01 July, 2012

Review: Barnes & Noble vs Anyone Else

No. Really.
This is a US-centric tale told in reverse order. It begins yesterday. 

I very rarely do business with Barnes & Noble.  I don't like the way they conduct themselves. As of today, I won't bother with them until the going out of business sale. The kids saw a book and craft combo for $16 during a kill some time browsing session. I told them before I opened it I wanted to check the online reviews. Turns out the chain exclusive set is available for $7 online. With free store pickup. From the same location.

Yes, I'm returning it. It's the final straw in my Barnes & Noble coffin. I differ from many readers in my choice of retailer. Here are my standards. Don't screw me over and I will shower you with money. That's it, that is the full list. You don't need rock bottom prices (although I love a bargain as much as the next girl.) You don't need the fanciest or most stylish location. You need to have the item I want to buy (or get it in a timely fashion) and not screw me. Barnes & Noble has repeatedly failed the test. 

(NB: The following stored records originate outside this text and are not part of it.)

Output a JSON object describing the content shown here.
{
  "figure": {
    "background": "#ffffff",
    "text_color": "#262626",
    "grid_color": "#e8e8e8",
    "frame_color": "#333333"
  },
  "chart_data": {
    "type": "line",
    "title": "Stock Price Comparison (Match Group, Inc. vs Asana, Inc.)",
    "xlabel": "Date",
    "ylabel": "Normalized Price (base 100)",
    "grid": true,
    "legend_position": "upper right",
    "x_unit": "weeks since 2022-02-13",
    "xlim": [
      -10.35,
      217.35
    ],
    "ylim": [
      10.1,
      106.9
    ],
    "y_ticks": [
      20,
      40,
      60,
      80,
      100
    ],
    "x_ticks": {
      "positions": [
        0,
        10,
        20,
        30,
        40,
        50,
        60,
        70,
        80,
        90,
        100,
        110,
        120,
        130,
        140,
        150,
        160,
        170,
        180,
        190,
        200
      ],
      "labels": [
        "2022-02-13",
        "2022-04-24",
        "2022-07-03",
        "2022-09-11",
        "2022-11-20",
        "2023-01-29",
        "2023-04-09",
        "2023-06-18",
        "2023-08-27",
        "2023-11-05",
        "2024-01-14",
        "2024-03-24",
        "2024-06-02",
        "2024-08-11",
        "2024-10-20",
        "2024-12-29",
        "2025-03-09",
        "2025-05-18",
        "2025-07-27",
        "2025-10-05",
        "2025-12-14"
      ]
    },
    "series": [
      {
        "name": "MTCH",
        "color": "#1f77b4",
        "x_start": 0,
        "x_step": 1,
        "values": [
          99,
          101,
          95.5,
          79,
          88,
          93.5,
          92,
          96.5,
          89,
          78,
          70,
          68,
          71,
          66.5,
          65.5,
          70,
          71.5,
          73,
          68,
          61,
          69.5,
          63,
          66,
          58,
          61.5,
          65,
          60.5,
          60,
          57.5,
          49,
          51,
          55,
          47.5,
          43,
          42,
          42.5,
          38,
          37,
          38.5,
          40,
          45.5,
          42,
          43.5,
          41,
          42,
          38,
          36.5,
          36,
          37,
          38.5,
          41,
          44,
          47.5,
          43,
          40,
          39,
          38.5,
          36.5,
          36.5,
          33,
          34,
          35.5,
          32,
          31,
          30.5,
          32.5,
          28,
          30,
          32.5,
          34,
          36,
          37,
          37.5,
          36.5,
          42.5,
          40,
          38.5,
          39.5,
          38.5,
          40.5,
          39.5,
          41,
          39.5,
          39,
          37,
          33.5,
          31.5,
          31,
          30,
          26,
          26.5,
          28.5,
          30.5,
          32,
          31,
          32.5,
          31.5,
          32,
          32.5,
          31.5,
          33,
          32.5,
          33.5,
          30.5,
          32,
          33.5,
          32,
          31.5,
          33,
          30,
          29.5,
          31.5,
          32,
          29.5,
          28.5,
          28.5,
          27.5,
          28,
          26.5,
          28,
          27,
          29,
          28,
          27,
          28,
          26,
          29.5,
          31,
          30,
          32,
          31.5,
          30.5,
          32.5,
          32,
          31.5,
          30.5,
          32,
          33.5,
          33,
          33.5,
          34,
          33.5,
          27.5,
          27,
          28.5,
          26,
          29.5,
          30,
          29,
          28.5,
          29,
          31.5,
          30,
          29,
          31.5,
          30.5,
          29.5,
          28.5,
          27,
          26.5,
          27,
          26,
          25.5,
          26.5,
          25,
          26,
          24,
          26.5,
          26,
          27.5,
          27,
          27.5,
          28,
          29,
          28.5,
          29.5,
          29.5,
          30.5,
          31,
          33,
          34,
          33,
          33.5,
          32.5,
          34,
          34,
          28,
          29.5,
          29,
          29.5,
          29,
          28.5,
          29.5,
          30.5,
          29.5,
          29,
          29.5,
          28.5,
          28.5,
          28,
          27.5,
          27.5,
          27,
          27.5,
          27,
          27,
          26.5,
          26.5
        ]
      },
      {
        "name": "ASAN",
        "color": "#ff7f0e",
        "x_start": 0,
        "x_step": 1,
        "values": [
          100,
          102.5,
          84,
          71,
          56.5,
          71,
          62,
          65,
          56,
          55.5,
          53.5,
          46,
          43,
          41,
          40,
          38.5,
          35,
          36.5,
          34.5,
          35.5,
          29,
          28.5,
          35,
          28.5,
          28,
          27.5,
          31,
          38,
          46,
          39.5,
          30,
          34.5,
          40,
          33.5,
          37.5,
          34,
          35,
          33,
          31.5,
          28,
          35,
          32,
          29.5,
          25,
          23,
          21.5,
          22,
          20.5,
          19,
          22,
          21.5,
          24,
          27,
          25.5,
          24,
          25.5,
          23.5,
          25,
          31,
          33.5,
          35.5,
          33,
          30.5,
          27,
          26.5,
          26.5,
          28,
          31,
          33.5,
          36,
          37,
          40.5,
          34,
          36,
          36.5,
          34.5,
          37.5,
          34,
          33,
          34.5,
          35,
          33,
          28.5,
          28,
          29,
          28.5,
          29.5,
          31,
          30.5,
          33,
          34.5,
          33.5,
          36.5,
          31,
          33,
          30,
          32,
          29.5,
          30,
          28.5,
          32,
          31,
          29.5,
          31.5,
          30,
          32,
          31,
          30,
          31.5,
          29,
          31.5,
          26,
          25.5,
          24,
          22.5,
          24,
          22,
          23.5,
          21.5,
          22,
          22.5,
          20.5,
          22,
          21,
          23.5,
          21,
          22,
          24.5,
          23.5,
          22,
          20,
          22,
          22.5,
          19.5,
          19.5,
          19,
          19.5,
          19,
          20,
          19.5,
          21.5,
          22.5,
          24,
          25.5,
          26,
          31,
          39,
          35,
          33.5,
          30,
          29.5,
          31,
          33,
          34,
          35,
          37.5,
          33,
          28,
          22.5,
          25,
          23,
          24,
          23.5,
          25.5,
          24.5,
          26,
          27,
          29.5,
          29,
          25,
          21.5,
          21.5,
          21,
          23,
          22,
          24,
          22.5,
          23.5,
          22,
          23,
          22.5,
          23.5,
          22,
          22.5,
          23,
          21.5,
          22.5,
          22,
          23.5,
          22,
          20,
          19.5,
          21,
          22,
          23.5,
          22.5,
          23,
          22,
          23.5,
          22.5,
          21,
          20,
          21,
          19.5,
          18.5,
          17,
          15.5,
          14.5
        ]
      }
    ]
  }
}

The blogworld asks me to shower my money upon different vendors. In the beginning, I was as anti-Amazon as the next girl. I thought their discounted prices were a result of their inflated shipping costs and I ordered from other sources. Then Amazon stopped screwing me on shipping. I was a strong supporter of Waldenbooks until they closed, then Borders until they did the same. During these years the blogworld begged me to shop at my local indie retailer. I didn't have one. Haven't had one for a good 25 years. So thanks, blogworld, but I can't sign on. Then they wanted me to mail order from my local indie retailer, chosen apparently at random. I tried a few. I had an 80% order correct completion rate. I went digital. I supported digital indie retailers. Then Agency publishing driven by Apple and Barnes & Noble screwed me. And them. I stopped showering those publishers with money. I went Harlequin and Amazon. (Most of my big six reviews are library or ARC driven. I considered dropping all reviews for those publishers, but with book buying dollars more important honest reviews seemed more important to me.) Avon revised their pricing  and I said ok, Avon can get showered with my money again. 

The big trend in blogworld now is begging me to support Barnes & Noble. I don't see why. They screw me every chance they get. They screw me in the store by charging me double what they charge me if I don't impulse buy. (That is some messed up retail logic right there.) They screw me with the worst digital customer service of anyone I've dealt with ever. They screwed me with price fixing in the digital world which was preceded by price fixing in the paper world. None of the tactics they are currently in hot water for, that I am currently being asked to support them through, are new. Barnes & Noble has never been a retail white knight, ever. I'm done showering them with money and I'm done with being asked to. Stick a fork in them and let's all move on. You know what I would support? Here's a small business idea. Open a kiosk with a computer terminal and one copy of a few hundred books. Let me browse them. I'll pick the ones I want and you'll send a download link to my email. Don't screw me and I'll shower you with money. Just make sure the books aren't Agency, because until the DOJ is done with them I am as well. 


  1. My sympathies. I am so lucky that the vast majority of the books I purchase are eBooks from small publishers and so have no geographical restrictions. I buy them from All Romance eBooks - it's the 'Buy 10 Get One Free' I adore :) As for more mainstream books? I borrow those from my library. I *heart* my library.

    And I *heart* The Book Depository. Free shipping, free shipping, free shipping!

  2. Well said. "Don't screw me over and I'll shower you with money." So simple you'd think more retailers would get it.